We should have seen it coming with the development of the "doughnut spare," that sawed-off distant relative of the full spare that was marketed as a space-saver, and can carry you only a certain distance while your car looks like it's somehow ailing in one wheel well.

I've known about this for the two years I've been poking around dealerships looking to leave my 2003 Mini-Behemoth behind for something leaner and cleaner. That's when the tire notation on the window stickers started disappearing, replaced by verbiage about an inflator. That's a can filled with stuff that will plug the leak until you can reach a repair shop or a tire dealer.

Salesmen, bless 'em, are trained to downplay the necessity of dragging around that extra weight. And since no car manufacturer seems to be in any hurry to develop a more efficient engine, there aren't many choices but to toss some ballast over the side.

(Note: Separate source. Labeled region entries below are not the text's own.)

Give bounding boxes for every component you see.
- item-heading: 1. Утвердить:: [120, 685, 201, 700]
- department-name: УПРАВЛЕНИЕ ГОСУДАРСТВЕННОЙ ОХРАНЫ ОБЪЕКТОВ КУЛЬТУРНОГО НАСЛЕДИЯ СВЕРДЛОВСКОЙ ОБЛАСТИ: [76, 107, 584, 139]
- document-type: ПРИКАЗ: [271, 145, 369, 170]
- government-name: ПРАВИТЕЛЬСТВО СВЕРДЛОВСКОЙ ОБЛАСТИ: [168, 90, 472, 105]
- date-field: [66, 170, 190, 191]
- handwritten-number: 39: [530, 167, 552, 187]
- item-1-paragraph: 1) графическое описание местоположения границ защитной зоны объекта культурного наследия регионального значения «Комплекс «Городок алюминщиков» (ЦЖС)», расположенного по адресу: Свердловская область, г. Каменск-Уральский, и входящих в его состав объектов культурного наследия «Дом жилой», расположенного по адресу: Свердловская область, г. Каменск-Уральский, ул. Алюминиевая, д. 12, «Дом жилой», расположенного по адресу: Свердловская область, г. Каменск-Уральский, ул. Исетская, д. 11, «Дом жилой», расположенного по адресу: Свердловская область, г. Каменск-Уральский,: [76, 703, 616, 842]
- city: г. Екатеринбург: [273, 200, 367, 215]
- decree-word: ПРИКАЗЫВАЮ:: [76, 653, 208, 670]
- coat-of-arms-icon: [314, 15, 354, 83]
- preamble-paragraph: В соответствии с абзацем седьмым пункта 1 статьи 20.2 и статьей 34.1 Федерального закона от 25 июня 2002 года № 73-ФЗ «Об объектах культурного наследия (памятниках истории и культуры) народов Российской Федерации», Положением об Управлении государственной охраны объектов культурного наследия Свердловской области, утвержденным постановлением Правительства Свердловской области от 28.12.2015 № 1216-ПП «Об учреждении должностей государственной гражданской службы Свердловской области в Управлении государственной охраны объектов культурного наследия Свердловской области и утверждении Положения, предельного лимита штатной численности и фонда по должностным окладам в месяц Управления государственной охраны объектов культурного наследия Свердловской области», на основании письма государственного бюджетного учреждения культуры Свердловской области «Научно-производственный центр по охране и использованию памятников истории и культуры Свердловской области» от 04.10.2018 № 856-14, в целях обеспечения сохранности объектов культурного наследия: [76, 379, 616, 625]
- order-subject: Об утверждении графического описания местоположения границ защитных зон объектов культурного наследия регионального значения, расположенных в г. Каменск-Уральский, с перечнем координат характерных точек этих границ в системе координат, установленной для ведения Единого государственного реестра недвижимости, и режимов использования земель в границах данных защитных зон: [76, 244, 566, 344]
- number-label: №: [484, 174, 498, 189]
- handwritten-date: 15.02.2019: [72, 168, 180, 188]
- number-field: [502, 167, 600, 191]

However, if your tire blows out and shreds, we'll have no choice but to wait until a tow truck arrives with a replacement, and we'll be relegated to a standing-and-watching status. The satisfaction of remediating a problem with your own two hands, a jack, and a lug wrench will become a distant memory.

Eventually, no one will remember how to change a tire because there's someone to do it, the same way I can't even remember my wife's cell number because my phone does it.

Then, the only spare tires we'll see are the ones in the vicinity of our belts while we're at fast-food drive-ups, because we no longer know how to cook something at home.

I'm thinking of having the tire on my Mini Behemoth bronzed for posterity. Maybe the Smithsonian will want it some day.